After the film was over, Piper did a really great Piper's Pit segment with Knotts, grilling him about what he didn't like about the movie.  How meta is that?  He's the star of the movie asking the audience about what didn't work and then giving crap to the Director.  I don't think Harrison Ford ever did that to Steven Spielberg.  It was awesome...and he did it all, for free, just to do it, because he wanted to.

That was the kind of guy Roderick Toombs was in my dealings with him.  He was a star that could have demanded a limo and all sorts of stuff and came for free, climbed up a fire escape and when he was told he could have anything he wanted for dinner as we'd send someone to get whatever he wanted from anywhere in NYC, he wanted a ham and cheese sandwich on a roll. 

I'm sure he was a pain in the ass for promoters, but he was amazing in every dealing I ever had with him.  I don't know that I'd say Roddy Piper was my hero growing up, but certainly he was one of the most influential performers of my life and I enjoyed the hell out of getting to meet him and not having those rosy memories destroyed by bad attitudes and piss-poor behavior.  If anything, my few interactions (and don't get me wrong, there were NOT many) only served to enrich how I felt about him as I grew up.

In the era of digital media, Piper will live on forever.  50 years from now, someone will be watching his promos from Portland.  They're going to hear the stories of how he was so loyal to promoter Don Owens that he wouldn't work WWF shows in the Portland area out of respect for what Owens had done for him. (Let's see SOMEONE, ANYONE try to pull that on WWE today...ain't happening!)  Fans are going to see him rescue Gordon Solie from Don Muraco in Mid-Atlantic.  They are going to find out that indeed Piper "scares Flair", they are going to chew bubblegum and kick ass, they will be beside him when Hell Comes to Frogtown and they are going to hear all the stories about how he was hazed, ribbed, embraced, and made a star by those he worked with in pro wrestling.

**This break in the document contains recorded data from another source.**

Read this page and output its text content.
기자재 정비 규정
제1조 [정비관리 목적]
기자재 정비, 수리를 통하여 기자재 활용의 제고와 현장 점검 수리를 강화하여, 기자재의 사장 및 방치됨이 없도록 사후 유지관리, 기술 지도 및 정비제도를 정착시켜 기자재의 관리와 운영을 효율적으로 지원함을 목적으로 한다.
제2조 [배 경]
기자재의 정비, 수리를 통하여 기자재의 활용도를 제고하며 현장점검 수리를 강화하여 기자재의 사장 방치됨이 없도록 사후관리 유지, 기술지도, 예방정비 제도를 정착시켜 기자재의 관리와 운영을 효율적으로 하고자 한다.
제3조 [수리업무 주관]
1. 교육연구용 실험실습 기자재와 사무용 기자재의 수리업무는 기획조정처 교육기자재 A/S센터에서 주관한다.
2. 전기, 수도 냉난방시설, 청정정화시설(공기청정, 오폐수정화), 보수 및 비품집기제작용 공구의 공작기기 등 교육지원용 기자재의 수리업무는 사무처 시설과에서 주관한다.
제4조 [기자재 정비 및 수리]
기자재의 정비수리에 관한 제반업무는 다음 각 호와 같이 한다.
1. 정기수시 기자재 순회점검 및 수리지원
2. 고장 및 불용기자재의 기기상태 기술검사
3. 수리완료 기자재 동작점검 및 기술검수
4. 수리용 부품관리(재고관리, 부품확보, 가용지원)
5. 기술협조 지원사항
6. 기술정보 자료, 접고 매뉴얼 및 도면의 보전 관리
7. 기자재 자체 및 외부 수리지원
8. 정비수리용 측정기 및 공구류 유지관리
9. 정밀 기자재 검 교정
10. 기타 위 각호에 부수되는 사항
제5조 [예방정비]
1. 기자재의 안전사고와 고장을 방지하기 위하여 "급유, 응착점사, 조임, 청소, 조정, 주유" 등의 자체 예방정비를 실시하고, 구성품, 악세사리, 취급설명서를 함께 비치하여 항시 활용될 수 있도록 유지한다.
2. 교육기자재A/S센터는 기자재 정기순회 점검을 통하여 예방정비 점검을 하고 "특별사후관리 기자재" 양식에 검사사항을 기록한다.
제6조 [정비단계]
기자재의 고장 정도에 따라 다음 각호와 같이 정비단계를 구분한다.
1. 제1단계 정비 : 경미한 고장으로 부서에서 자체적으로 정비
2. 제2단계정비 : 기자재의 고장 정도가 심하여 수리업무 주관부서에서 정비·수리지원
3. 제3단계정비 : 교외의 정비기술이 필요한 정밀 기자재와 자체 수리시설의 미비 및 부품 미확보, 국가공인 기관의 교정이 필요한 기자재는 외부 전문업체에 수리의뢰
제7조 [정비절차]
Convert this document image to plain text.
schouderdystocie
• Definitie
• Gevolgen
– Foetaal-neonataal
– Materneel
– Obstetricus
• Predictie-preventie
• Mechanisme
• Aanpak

If they are lucky, really, really lucky, they'll get to be enraptured by Piper the performer the way I was at 12 years old.  I can say that without a shadow of doubt in my mind, that had I not seen Piper that night, not only would I not be writing for a living professionally, but I probably wouldn't have become a wrestling fan.  Hulk Hogan wouldn't have caught my attention (It didn't when I saw him in Rocky 3) but Roddy Piper...he changed all the questions just when I had the answers, and my life was beyond blessed for it.

No fear folks.  If there's a philosophy that one can learn  from the life and times of Roddy Piper, that's it.  That was the secret to his success and it would be the secret for lots of others if they could find a way to replicate it.

No fear.  Let's all try and live life that way.